Environmental organizations have supported speech for labor this year, with Sierra Club, Greenpeace and others supporting the UAW’s calls for a just EV transition and fame union contracts in the energy transition space as they advocated for climate policy.

“We need both movements to create pressure and we need legislative changes to really capitalize on that,” Cha said.

As the excitement of the year wanes, Cha says, the only way to codify labor’s victories is to increase funding to the National Labor Relations Board and integrate labor standards into the green energy buildup. While the IRA strongly encourages the use of unionized labor for federally funded infrastructure projects, incentives are not the same as mandates. Michigan has taken some steps in this direction, with Governor Gretchen Whitmer issuing a policy package which created an energy transition office and guaranteed union jobs for clean energy workers.

Without such action, Cha said, many unions — which represent many of the carpenters, welders, electricians and other laborers desperately needed in the race to build the infrastructure of the energy transition — may not trust the renewables industry to not provide them. .

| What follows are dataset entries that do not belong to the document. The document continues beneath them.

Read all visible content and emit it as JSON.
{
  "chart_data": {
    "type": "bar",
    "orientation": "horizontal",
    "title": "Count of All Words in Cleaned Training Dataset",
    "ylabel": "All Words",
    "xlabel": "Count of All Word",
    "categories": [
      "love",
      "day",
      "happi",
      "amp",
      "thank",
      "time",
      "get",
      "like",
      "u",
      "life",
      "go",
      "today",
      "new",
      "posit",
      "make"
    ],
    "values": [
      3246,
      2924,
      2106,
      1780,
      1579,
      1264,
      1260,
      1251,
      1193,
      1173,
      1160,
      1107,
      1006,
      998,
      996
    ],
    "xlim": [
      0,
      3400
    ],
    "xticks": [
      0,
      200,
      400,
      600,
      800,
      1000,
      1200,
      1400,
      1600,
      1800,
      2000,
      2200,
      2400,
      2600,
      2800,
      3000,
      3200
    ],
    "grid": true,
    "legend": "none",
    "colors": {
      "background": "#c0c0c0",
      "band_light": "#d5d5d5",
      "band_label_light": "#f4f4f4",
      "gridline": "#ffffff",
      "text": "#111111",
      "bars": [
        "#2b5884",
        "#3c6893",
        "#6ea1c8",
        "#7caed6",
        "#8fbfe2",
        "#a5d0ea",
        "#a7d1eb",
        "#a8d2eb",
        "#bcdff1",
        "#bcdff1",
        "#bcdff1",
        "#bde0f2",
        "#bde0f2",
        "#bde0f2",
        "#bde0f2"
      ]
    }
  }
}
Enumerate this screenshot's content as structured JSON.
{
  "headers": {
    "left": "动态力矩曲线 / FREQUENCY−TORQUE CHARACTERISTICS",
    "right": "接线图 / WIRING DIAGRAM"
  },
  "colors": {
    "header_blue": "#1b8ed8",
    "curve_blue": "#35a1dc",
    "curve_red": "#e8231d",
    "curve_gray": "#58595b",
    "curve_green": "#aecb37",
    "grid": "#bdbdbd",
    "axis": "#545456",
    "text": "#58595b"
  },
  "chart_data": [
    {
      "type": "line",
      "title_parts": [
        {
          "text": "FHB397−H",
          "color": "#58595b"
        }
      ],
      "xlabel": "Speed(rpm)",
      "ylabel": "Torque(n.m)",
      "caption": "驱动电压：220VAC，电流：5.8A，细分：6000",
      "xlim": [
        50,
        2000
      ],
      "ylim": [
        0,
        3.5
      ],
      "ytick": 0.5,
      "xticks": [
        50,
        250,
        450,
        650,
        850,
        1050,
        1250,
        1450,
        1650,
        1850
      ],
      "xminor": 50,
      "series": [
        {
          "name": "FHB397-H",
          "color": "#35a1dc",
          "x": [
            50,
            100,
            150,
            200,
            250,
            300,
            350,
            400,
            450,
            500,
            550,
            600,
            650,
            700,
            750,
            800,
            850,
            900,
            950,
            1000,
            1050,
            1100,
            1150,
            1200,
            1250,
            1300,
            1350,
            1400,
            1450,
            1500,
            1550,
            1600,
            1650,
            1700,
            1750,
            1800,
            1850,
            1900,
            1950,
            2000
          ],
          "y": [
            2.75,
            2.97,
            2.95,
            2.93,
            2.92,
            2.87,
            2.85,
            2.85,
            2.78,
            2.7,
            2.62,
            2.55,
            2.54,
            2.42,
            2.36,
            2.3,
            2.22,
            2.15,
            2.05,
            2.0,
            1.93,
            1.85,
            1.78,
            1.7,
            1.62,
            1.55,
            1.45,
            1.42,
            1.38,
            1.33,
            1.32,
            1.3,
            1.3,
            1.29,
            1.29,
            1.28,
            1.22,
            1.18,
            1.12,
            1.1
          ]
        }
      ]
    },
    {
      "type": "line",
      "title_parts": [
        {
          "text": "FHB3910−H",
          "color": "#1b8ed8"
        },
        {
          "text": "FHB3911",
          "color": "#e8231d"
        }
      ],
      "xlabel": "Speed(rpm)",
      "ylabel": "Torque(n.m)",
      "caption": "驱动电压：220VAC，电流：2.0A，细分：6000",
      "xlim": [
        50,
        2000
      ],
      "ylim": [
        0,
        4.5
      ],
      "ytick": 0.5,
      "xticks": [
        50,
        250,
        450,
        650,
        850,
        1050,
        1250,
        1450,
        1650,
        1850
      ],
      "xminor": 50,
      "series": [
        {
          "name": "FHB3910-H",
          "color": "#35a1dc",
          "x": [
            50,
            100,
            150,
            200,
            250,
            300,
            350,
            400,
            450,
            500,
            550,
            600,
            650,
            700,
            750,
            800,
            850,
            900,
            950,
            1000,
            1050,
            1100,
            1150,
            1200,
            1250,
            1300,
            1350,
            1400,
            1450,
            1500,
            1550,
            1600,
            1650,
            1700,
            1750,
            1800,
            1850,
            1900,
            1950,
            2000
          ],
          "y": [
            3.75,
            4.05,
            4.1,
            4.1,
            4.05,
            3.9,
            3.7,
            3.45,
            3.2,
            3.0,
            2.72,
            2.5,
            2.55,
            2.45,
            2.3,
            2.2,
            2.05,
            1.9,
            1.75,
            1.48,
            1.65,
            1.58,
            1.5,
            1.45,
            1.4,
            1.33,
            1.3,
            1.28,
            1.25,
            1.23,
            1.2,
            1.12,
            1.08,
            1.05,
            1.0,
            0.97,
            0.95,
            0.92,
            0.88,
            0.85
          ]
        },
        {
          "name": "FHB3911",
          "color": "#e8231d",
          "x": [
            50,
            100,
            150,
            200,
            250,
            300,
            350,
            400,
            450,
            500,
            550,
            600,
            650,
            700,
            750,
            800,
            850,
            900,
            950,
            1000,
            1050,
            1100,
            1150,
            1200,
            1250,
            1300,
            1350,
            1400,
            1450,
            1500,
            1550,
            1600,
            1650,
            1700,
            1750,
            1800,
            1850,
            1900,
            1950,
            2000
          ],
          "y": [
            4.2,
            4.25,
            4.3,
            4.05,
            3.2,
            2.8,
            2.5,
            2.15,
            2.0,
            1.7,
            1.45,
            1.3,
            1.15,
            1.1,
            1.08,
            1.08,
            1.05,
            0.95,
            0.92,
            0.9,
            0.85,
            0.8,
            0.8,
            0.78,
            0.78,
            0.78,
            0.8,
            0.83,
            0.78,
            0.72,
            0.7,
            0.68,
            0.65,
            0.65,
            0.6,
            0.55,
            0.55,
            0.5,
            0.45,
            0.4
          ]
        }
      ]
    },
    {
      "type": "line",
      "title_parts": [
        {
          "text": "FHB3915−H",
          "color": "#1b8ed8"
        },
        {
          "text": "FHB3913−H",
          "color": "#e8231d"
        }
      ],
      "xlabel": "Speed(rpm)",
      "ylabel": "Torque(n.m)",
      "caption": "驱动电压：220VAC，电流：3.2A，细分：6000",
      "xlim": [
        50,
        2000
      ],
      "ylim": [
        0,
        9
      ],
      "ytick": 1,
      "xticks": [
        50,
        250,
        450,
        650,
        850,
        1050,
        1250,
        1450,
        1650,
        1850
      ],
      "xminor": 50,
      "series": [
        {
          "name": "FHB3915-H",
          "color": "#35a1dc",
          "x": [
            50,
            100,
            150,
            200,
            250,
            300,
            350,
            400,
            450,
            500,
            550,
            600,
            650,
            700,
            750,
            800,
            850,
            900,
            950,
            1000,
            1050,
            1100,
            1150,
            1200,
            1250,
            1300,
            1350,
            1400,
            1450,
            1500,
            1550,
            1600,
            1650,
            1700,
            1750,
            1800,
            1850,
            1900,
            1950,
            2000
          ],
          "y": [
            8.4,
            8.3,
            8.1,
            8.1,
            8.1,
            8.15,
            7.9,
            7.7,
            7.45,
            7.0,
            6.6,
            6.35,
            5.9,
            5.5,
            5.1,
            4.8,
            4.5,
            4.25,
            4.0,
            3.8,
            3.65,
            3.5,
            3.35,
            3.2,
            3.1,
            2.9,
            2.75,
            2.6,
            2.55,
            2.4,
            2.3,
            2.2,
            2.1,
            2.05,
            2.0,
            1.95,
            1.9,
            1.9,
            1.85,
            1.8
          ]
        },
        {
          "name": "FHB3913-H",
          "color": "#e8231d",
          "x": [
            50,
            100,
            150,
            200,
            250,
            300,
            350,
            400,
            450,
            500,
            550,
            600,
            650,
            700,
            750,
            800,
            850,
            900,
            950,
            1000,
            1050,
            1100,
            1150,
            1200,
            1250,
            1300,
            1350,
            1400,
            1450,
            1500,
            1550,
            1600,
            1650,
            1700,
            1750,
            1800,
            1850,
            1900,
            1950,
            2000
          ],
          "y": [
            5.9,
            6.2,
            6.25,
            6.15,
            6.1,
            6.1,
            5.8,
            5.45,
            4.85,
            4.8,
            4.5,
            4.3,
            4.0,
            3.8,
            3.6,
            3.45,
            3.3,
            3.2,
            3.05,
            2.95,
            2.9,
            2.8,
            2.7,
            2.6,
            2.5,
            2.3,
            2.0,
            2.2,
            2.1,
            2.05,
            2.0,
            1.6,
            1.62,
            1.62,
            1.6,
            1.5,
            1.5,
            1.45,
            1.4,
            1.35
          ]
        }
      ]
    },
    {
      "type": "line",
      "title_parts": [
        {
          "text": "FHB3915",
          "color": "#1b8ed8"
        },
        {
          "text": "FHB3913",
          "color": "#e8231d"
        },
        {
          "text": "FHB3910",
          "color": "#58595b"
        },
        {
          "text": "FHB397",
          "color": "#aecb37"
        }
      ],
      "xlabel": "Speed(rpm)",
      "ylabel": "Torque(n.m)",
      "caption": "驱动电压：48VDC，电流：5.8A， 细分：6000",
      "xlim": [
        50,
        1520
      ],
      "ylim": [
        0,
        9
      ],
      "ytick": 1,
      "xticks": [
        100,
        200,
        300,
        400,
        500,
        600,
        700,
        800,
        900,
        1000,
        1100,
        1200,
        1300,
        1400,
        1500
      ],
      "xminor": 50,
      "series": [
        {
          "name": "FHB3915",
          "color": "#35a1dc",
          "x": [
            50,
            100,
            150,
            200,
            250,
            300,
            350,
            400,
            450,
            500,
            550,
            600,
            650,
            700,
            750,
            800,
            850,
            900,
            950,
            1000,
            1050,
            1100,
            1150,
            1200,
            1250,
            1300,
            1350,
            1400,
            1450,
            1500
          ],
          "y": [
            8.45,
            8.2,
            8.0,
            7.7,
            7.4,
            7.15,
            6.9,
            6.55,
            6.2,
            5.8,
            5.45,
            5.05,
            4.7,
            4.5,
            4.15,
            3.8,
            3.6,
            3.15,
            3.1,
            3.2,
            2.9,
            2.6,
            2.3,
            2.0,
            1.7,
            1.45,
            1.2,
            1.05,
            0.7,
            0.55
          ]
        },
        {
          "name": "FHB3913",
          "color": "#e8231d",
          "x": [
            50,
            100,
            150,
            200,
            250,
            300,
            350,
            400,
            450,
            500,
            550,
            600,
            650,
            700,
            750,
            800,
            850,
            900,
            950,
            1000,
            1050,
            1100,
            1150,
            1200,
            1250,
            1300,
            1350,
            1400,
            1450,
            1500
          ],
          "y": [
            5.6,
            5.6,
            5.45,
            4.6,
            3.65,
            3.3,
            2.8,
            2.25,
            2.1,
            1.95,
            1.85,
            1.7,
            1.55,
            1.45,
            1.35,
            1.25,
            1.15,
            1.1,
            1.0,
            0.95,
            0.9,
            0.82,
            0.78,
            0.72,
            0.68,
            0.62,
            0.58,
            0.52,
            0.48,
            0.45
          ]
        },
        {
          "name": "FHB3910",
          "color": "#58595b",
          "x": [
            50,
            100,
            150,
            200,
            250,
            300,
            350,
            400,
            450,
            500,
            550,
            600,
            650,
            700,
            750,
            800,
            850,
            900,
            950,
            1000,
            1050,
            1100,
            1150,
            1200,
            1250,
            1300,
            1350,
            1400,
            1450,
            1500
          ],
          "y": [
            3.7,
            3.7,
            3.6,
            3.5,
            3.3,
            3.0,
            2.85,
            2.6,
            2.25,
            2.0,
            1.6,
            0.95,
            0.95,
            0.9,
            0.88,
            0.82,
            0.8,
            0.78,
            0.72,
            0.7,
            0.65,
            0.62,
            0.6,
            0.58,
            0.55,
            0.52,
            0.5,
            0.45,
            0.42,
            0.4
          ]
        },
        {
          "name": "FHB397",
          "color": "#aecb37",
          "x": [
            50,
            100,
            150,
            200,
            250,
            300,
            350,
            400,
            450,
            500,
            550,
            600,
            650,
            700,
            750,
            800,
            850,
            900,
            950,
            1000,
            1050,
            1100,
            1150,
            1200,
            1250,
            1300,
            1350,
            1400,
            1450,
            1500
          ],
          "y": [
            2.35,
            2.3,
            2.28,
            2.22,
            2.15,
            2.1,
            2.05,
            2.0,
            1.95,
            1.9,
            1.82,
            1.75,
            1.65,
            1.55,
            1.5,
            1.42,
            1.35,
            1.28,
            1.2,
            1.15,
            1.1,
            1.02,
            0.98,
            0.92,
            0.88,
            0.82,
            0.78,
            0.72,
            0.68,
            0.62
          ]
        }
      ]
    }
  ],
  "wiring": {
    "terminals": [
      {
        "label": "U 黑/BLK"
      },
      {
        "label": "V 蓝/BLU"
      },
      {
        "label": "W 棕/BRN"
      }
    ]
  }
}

Meanwhile, United Auto Workers is setting its organizing sights on 13 automakers that have so far been resistant to union campaigns. Even as the UAW announced its victory last month, Toyota factories in Kentucky and Alabama had already raised their base wages to $28 per hour. A nascent union drive began to turn Tesla, a notorious union buster. Hyundai, which operates electric vehicle battery plants in the South, said it would increase the factory payment starting next year. Solar workers in New Jersey, fed up with unstable, seasonal labor and low pay, asked the UAW for help. “These are the jobs of the future,” the effort’s leaders wrote in a op-ed. They are voting on their union this week.

UAW President Shawn Fain visited Chattanooga, Tenn., on Monday to support a renewed campaign at Volkswagen, where two failed unionization efforts have cast doubt on labor’s chances at foreign automakers in the South. Thirty percent of VW employees signed, a move said to have been met with intimidation by the company, and Fain delivered a letter to management indicating it was on notice for illegal union-busting. This is consistent with the tough and ambitious tone the UAW has adopted this year.

“We may be foul-mouthed, but we are strategic,” Fain said in October. “We may be fired up, but we are disciplined. And we may get rowdy, but we are organized.”